Benjarong Royal Thai Restaurant has long been a favorite for those who are seeking authentic Thai cuisine with an ambiance fit for royalty. Benjarong’s ‘Royal Thai Cooking’ signature flavors are mastered by Thai Chef Phacharaporn ‘Tun’ Noinak.
The Dusit Thani Manila restaurant recently had a menu overhaul, accommodating dozens of new food items, from appetizers to desserts. Fret not, Benjarong regulars — all-time favorites and best sellers remain on the menu. Let’s check out some of the newer dishes, and have our bellies greet them a happy ‘Sawasdee ka!‘
Som Tum (P220). I have been a fan of Benjarong’s catfish green mango salad (Yam Pla Duk Foo, P290) for years. In fact, I don’t think I can recall a lunch or dinner at the restaurant without ordering this. So to have another salad at the table was new, and good thing I gave their new papaya salad a try. It’s lip-smacking sweet and sour, just like how the catfish salad appealed to me. Ground nuts added texture, and the cherry tomatoes gave it a burst of freshness.
Yam Moo Yang Angun
Yam Moo Yang Angun (P300). Another salad was up for tasting; this time highlighting an unusual combination of grilled pork and red grapes. This one was just as lovely tasting as it looked, with each grape giving a sweet burst of fruity flavor, contrasting the texture of the soft meat slices. If you want your pork served guilt-free and still tasty, this unique dish is definitely a thumbs up.
Gaeng Tom Jiw
Gaeng Tom Jiw (P189). Another dish I never fail to order at Benjarong is their heavenly bowl of Tom Yam Gung (P389). So heavenly in fact, that my mom used to dream of it after I made her try the hot and sour prawn soup for the first time. So for me to fall in love with another soup in this restaurant is a great deal, the new soup being Gaeng Tom Jiw. I’m uncertain with its pronunciation but sure of its flavors being so agreeable with my palate. The clear broth is heartwarming and sour, with chunks of beef, sweet potato, basil leaves, onions, and red chili. Think of it as the Thai’s counterpart of the Filipino sinigang na baka.

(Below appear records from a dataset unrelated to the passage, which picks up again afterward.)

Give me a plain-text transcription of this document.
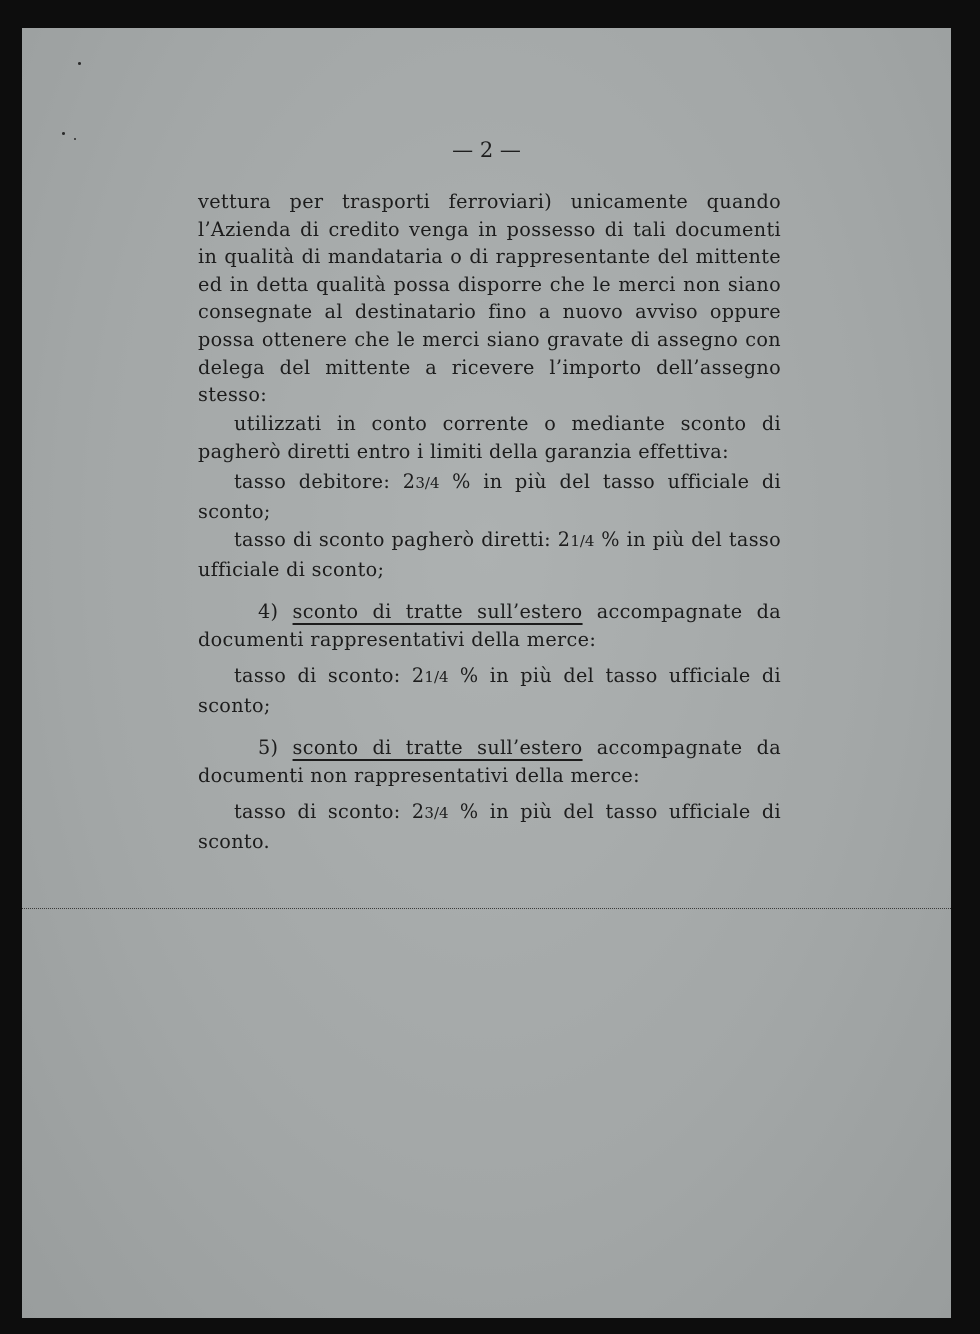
— 2 —

vettura per trasporti ferroviari) unicamente quando l’Azienda di credito venga in possesso di tali documenti in qualità di mandataria o di rappresentante del mittente ed in detta qualità possa disporre che le merci non siano consegnate al destinatario fino a nuovo avviso oppure possa ottenere che le merci siano gravate di assegno con delega del mittente a ricevere l’importo dell’assegno stesso:

utilizzati in conto corrente o mediante sconto di pagherò diretti entro i limiti della garanzia effettiva:

tasso debitore: 23/4 % in più del tasso ufficiale di sconto;

tasso di sconto pagherò diretti: 21/4 % in più del tasso ufficiale di sconto;

4) sconto di tratte sull’estero accompagnate da documenti rappresentativi della merce:

tasso di sconto: 21/4 % in più del tasso ufficiale di sconto;

5) sconto di tratte sull’estero accompagnate da documenti non rappresentativi della merce:

tasso di sconto: 23/4 % in più del tasso ufficiale di sconto.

It has a moderate bite, and will not leave your tongue begging for water. The sweet potato and basil work together in adding dimension to the overall flavor.
Pla Muan (P700). I know of people that completely avoid Thai food because of the assumption that all their dishes are spicy and hot. I say, they are missing out on a slew of amazing food and flavor; I also say that they need to know that most (if not all) Thai restaurants can tweak the spice levels of their dishes upon request. Also, spice does not equate to ‘hot’ at all times, and there are delicious Thai dishes that may skip on the hotness but remain tasty nonetheless. If you need a milder dish, try this steamed fish fillet with crabmeat. These four artfully plated pieces of soft, white fish meat, with a light soy based sauce are good eats for the picky, non-spicy eater.
Sah Rim (P135). Love pink? Then this new dessert will tickle your fancy. Sah Rim is a bowl of chilled jelly noodle served with iced coconut milk. The pink jelly is quite amusing to look at, but the flavors do not intimidate. Every spoonful of this iced dessert gives you a cool and mild sweetness, enough to cleanse the palate after a long, flavorful meal.
These are just five out of the thirty-plus dishes that are new on the Benjarong Royal Thai Cuisine menu. There’s still so much to try there, aside from ordering the usual and staple Thai dishes. And now, I think I have a couple of new dishes that have been upgraded to my “usuals” and “favorite” list. Can’t wait to add even more soon!